The rural development ministry has sought an unprecedented Rs 20,000 crore to fund additional expense as the government prepares its first supplementary demand for grants, to be approved by Parliament in the upcoming winter session.
When a ministry’s financial requirement falls short of the expenditure approved in the general budget, the finance ministry seeks Parliament’s approval for additional grants.
“We have sent a proposal for roughly ~ 20,000 crore for the first supplementary demand for grants as we need more money in the MGNREGS. We don’t know how much the finance ministry will finally allot,” said a senior official who asked not to be named.
The request for additional funds comes on top of a record allocation of ~ 60,000 crore for MGNREGS in the Budget for fiscal 2019-20 presented by finance minister Nirmala Sitharaman in July. The total budget for the rural development ministry was ~ 1.2 lakh crore. MGNREGS offers at least 100 days of guaranteed wage employment in every financial year to every rural household whose adult members volunteer to do unskilled manual work.
The plan to pump more money into the countryside comes at a time when India’s economic growth has slowed for five consecutive quarters, hitting an over six-year low of 6% in the three months ended June, as households tightened spending.

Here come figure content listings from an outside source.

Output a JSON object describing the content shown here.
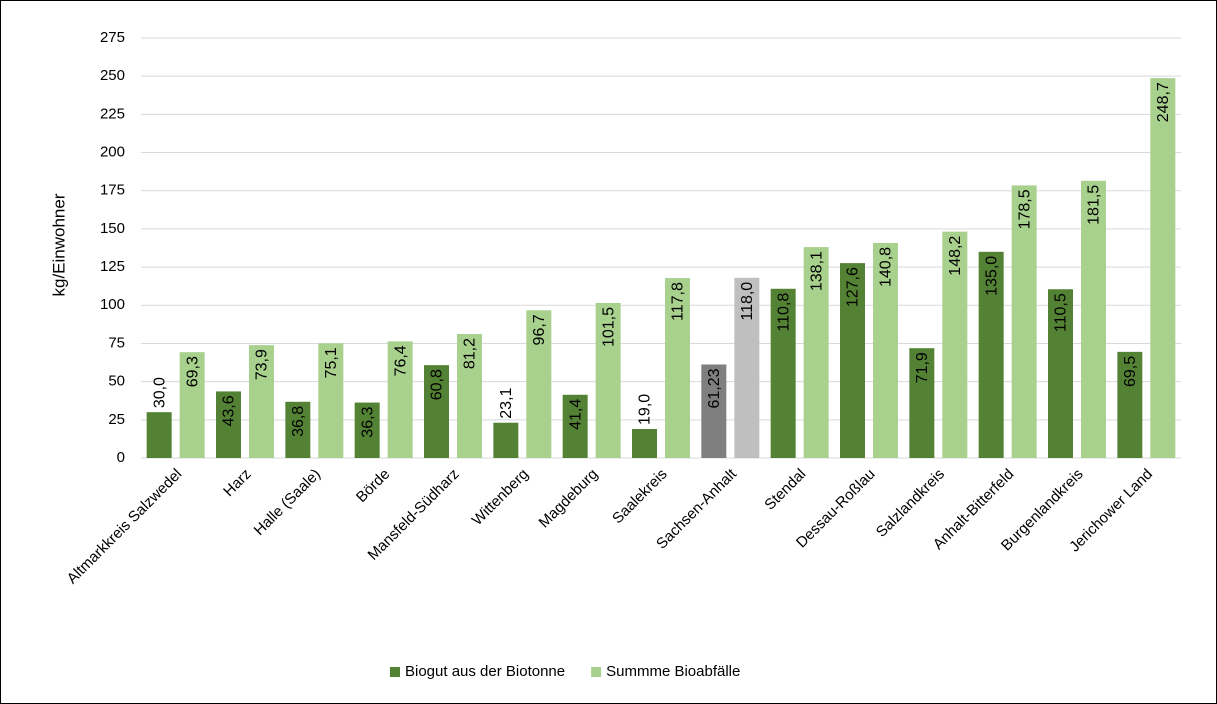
{
  "chart_data": {
    "type": "bar",
    "y_label": "kg/Einwohner",
    "categories": [
      "Altmarkkreis Salzwedel",
      "Harz",
      "Halle (Saale)",
      "Börde",
      "Mansfeld-Südharz",
      "Wittenberg",
      "Magdeburg",
      "Saalekreis",
      "Sachsen-Anhalt",
      "Stendal",
      "Dessau-Roßlau",
      "Salzlandkreis",
      "Anhalt-Bitterfeld",
      "Burgenlandkreis",
      "Jerichower Land"
    ],
    "series": [
      {
        "name": "Biogut aus der Biotonne",
        "color": "#548235",
        "colors": [
          "#548235",
          "#548235",
          "#548235",
          "#548235",
          "#548235",
          "#548235",
          "#548235",
          "#548235",
          "#7f7f7f",
          "#548235",
          "#548235",
          "#548235",
          "#548235",
          "#548235",
          "#548235"
        ],
        "values": [
          30.0,
          43.6,
          36.8,
          36.3,
          60.8,
          23.1,
          41.4,
          19.0,
          61.23,
          110.8,
          127.6,
          71.9,
          135.0,
          110.5,
          69.5
        ],
        "value_labels": [
          "30,0",
          "43,6",
          "36,8",
          "36,3",
          "60,8",
          "23,1",
          "41,4",
          "19,0",
          "61,23",
          "110,8",
          "127,6",
          "71,9",
          "135,0",
          "110,5",
          "69,5"
        ]
      },
      {
        "name": "Summme Bioabfälle",
        "color": "#a9d18e",
        "colors": [
          "#a9d18e",
          "#a9d18e",
          "#a9d18e",
          "#a9d18e",
          "#a9d18e",
          "#a9d18e",
          "#a9d18e",
          "#a9d18e",
          "#bfbfbf",
          "#a9d18e",
          "#a9d18e",
          "#a9d18e",
          "#a9d18e",
          "#a9d18e",
          "#a9d18e"
        ],
        "values": [
          69.3,
          73.9,
          75.1,
          76.4,
          81.2,
          96.7,
          101.5,
          117.8,
          118.0,
          138.1,
          140.8,
          148.2,
          178.5,
          181.5,
          248.7
        ],
        "value_labels": [
          "69,3",
          "73,9",
          "75,1",
          "76,4",
          "81,2",
          "96,7",
          "101,5",
          "117,8",
          "118,0",
          "138,1",
          "140,8",
          "148,2",
          "178,5",
          "181,5",
          "248,7"
        ]
      }
    ],
    "ylim": [
      0,
      275
    ],
    "yticks": [
      0,
      25,
      50,
      75,
      100,
      125,
      150,
      175,
      200,
      225,
      250,
      275
    ],
    "grid": true,
    "legend": "bottom"
  }
}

Consumption in rural India fell to a seven-year low in the September quarter, growing at a slower pace than that witnessed in urban areas, in a sign that prolonged agrarian distress, uneven rainfall spread, and stagnant rural incomes have hit sales of branded packaged goods, market researcher Nielsen said in a quarterly report on Thursday. In July-September, rural consumption grew 5%; consumption in urban India grew faster at 8%, Nielsen said. A report published by the Reserve Bank of India in September said farmers were borrowing more money than they needed for cultivation as they struggle to meet household expenses. The central bank has cautioned against a debt problem in the farming community.

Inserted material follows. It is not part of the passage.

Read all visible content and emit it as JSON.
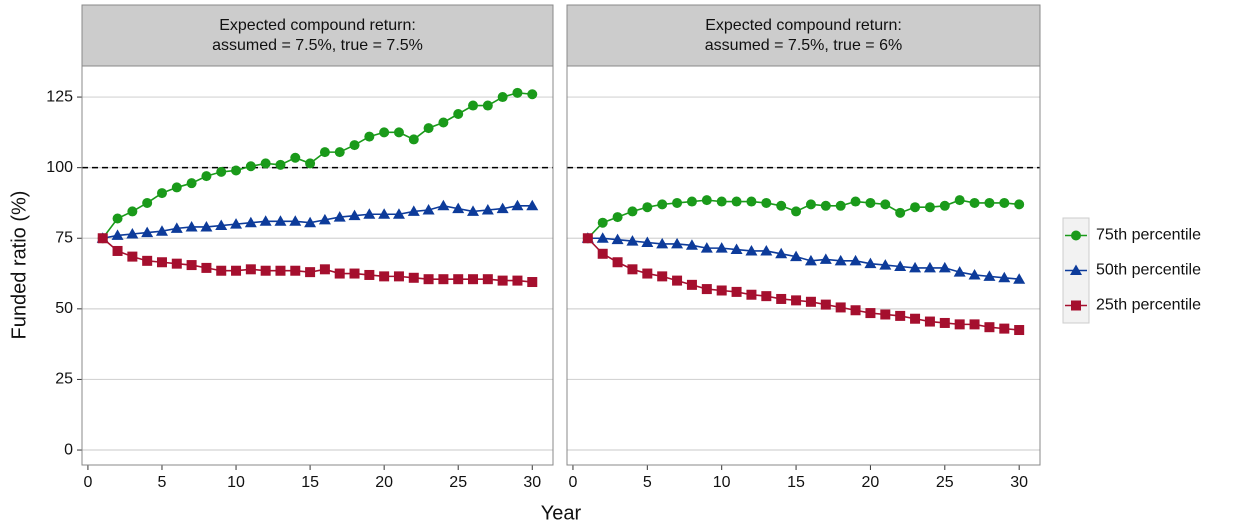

The Food Security Act, which came into force in 2013, has resulted in an annual subsidy of ~ 1.76 lakh crore, officials pointed out,conceding that farmers would be happy if inflationary pressure pushed up the prices of agricultural commodities.
“In other words, the government is also spending, over and above PM Kisan and other schemes, around ~ 600 to 800 per person in a family per month for 25 kilos of foodgrains,” said a second government official, also requesting anonymity. More money needs to be infused into the MGNREGS because 540 million persondays out of the estimated 2.5 billion persondays of work in fiscal 209-20 would go into just building houses under Pradhan Mantri Awas Yojna (PMAY). Under the MGNREGS rules, a beneficiary can spend up to 90 days of persondays in building a house.

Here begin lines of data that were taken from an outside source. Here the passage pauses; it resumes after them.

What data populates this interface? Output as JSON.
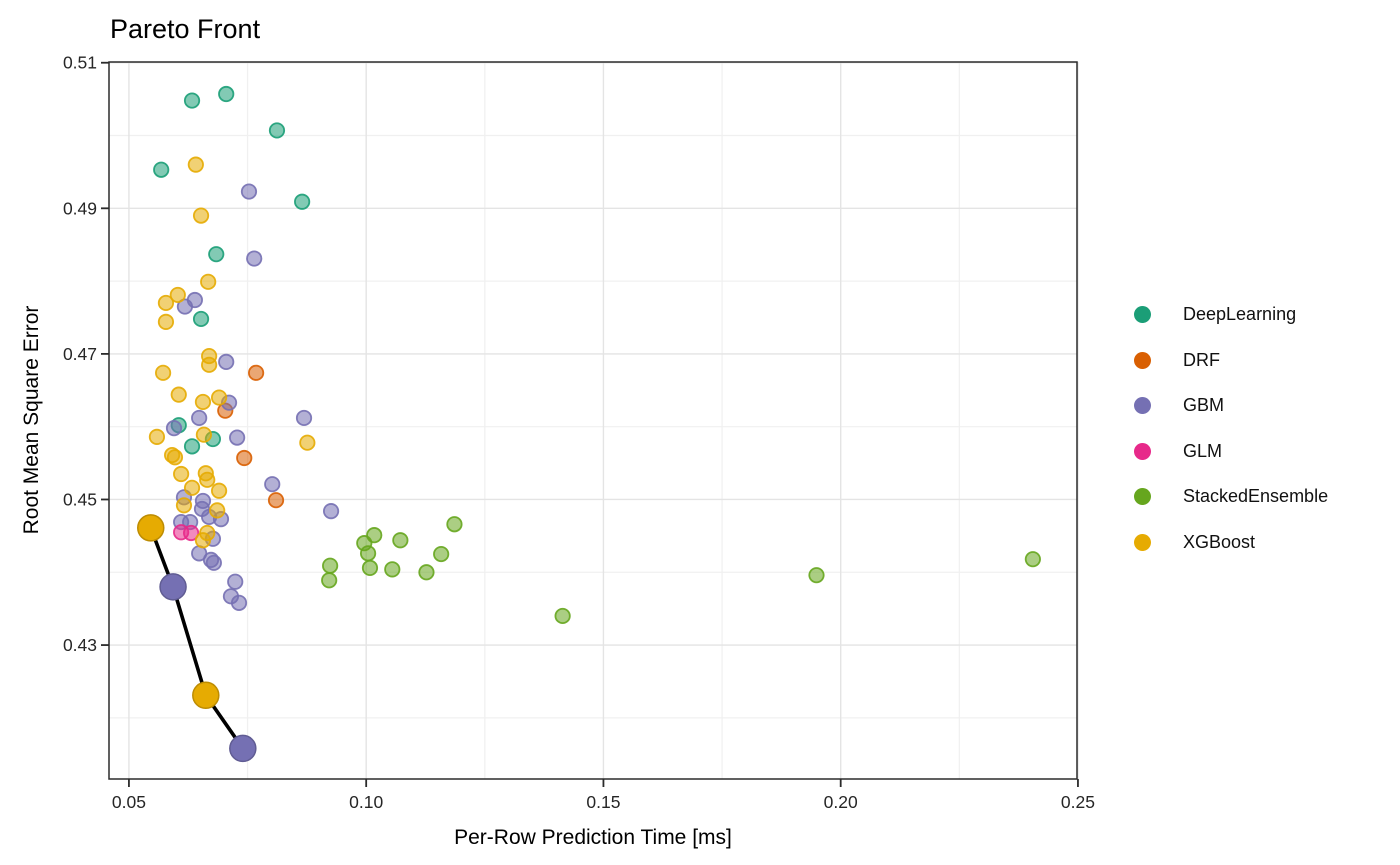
{
  "chart_data": {
    "type": "scatter",
    "title": "Pareto Front",
    "xlabel": "Per-Row Prediction Time [ms]",
    "ylabel": "Root Mean Square Error",
    "xlim": [
      0.0458,
      0.2498
    ],
    "ylim": [
      0.4116,
      0.5101
    ],
    "xticks": [
      0.05,
      0.1,
      0.15,
      0.2,
      0.25
    ],
    "xtick_labels": [
      "0.05",
      "0.10",
      "0.15",
      "0.20",
      "0.25"
    ],
    "yticks": [
      0.51,
      0.49,
      0.47,
      0.45,
      0.43
    ],
    "ytick_labels": [
      "0.51",
      "0.49",
      "0.47",
      "0.45",
      "0.43"
    ],
    "x_minor_ticks": [
      0.075,
      0.125,
      0.175,
      0.225
    ],
    "y_minor_ticks": [
      0.5,
      0.48,
      0.46,
      0.44,
      0.42
    ],
    "grid": true,
    "legend_position": "right-outside",
    "background": "#ffffff",
    "grid_major_color": "#e4e4e4",
    "grid_minor_color": "#f0f0f0",
    "panel_border_color": "#2b2b2b",
    "series": [
      {
        "name": "DeepLearning",
        "color": "#1b9e77",
        "points": [
          [
            0.0633,
            0.5048
          ],
          [
            0.0705,
            0.5057
          ],
          [
            0.0812,
            0.5007
          ],
          [
            0.0568,
            0.4953
          ],
          [
            0.0865,
            0.4909
          ],
          [
            0.0684,
            0.4837
          ],
          [
            0.0652,
            0.4748
          ],
          [
            0.0605,
            0.4602
          ],
          [
            0.0677,
            0.4583
          ],
          [
            0.0633,
            0.4573
          ]
        ]
      },
      {
        "name": "DRF",
        "color": "#d95f02",
        "points": [
          [
            0.0768,
            0.4674
          ],
          [
            0.0703,
            0.4622
          ],
          [
            0.0743,
            0.4557
          ],
          [
            0.081,
            0.4499
          ]
        ]
      },
      {
        "name": "GBM",
        "color": "#7570b3",
        "points": [
          [
            0.0753,
            0.4923
          ],
          [
            0.0764,
            0.4831
          ],
          [
            0.0639,
            0.4774
          ],
          [
            0.0618,
            0.4765
          ],
          [
            0.0705,
            0.4689
          ],
          [
            0.0711,
            0.4633
          ],
          [
            0.0648,
            0.4612
          ],
          [
            0.0869,
            0.4612
          ],
          [
            0.0595,
            0.4598
          ],
          [
            0.0728,
            0.4585
          ],
          [
            0.0802,
            0.4521
          ],
          [
            0.0616,
            0.4503
          ],
          [
            0.0656,
            0.4498
          ],
          [
            0.0654,
            0.4487
          ],
          [
            0.0669,
            0.4476
          ],
          [
            0.0694,
            0.4473
          ],
          [
            0.061,
            0.4469
          ],
          [
            0.0629,
            0.4469
          ],
          [
            0.0926,
            0.4484
          ],
          [
            0.0677,
            0.4446
          ],
          [
            0.0648,
            0.4426
          ],
          [
            0.0673,
            0.4417
          ],
          [
            0.0679,
            0.4413
          ],
          [
            0.0724,
            0.4387
          ],
          [
            0.0715,
            0.4367
          ],
          [
            0.0732,
            0.4358
          ]
        ]
      },
      {
        "name": "GLM",
        "color": "#e7298a",
        "points": [
          [
            0.061,
            0.4455
          ],
          [
            0.0631,
            0.4454
          ]
        ]
      },
      {
        "name": "StackedEnsemble",
        "color": "#66a61e",
        "points": [
          [
            0.1186,
            0.4466
          ],
          [
            0.1017,
            0.4451
          ],
          [
            0.1072,
            0.4444
          ],
          [
            0.0996,
            0.444
          ],
          [
            0.1004,
            0.4426
          ],
          [
            0.1158,
            0.4425
          ],
          [
            0.0924,
            0.4409
          ],
          [
            0.1008,
            0.4406
          ],
          [
            0.1055,
            0.4404
          ],
          [
            0.1127,
            0.44
          ],
          [
            0.0922,
            0.4389
          ],
          [
            0.1414,
            0.434
          ],
          [
            0.1949,
            0.4396
          ],
          [
            0.2405,
            0.4418
          ]
        ]
      },
      {
        "name": "XGBoost",
        "color": "#e6ab02",
        "points": [
          [
            0.0641,
            0.496
          ],
          [
            0.0652,
            0.489
          ],
          [
            0.0667,
            0.4799
          ],
          [
            0.0603,
            0.4781
          ],
          [
            0.0578,
            0.477
          ],
          [
            0.0578,
            0.4744
          ],
          [
            0.0669,
            0.4697
          ],
          [
            0.0669,
            0.4685
          ],
          [
            0.0572,
            0.4674
          ],
          [
            0.0605,
            0.4644
          ],
          [
            0.069,
            0.464
          ],
          [
            0.0656,
            0.4634
          ],
          [
            0.0559,
            0.4586
          ],
          [
            0.0658,
            0.4589
          ],
          [
            0.0876,
            0.4578
          ],
          [
            0.0591,
            0.4561
          ],
          [
            0.0597,
            0.4558
          ],
          [
            0.061,
            0.4535
          ],
          [
            0.0662,
            0.4536
          ],
          [
            0.0665,
            0.4527
          ],
          [
            0.0633,
            0.4516
          ],
          [
            0.069,
            0.4512
          ],
          [
            0.0616,
            0.4492
          ],
          [
            0.0686,
            0.4485
          ],
          [
            0.0665,
            0.4454
          ],
          [
            0.0656,
            0.4444
          ]
        ]
      }
    ],
    "pareto_front": {
      "line_color": "#000000",
      "points": [
        {
          "model": "XGBoost",
          "x": 0.0546,
          "y": 0.4461
        },
        {
          "model": "GBM",
          "x": 0.0593,
          "y": 0.438
        },
        {
          "model": "XGBoost",
          "x": 0.0662,
          "y": 0.4231
        },
        {
          "model": "GBM",
          "x": 0.074,
          "y": 0.4158
        }
      ]
    }
  }
}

“So, one-fifth of the MGNREGS money goes into the housing project, which is an important step in assetization in rural India. But we need more money as we have to invest more in agriculture and water-related works,” said the second official cited above. The government has set a target of spending at least 75% of MGNREGS funds on employment for water-related works.
“MGNREGS is a demand-driven programme so it means that more and more people are asking for jobs. But MGNREGS can’t be the solution to the rural woes and the government must look at other ways to boost employment,” said economist Prosenjit Bose.
In an article published in Hindustan Times on October 15, Yamini Aiyar, president and chief executive of the Centre for Policy Research, argued that there was a strong case to be made for an improved MGNREGS to serve as a vehicle for delivering rural stimulus, saying it had “the potential of boosting incomes across all sectors of the rural economy.”
A majority of the work done through the programme is “on developing farm land,” Aiyar said. “Improved land productivity can in principle raise farmer incomes and stimulate demand for agricultural labour, thus planting the seeds for a longer term revival.”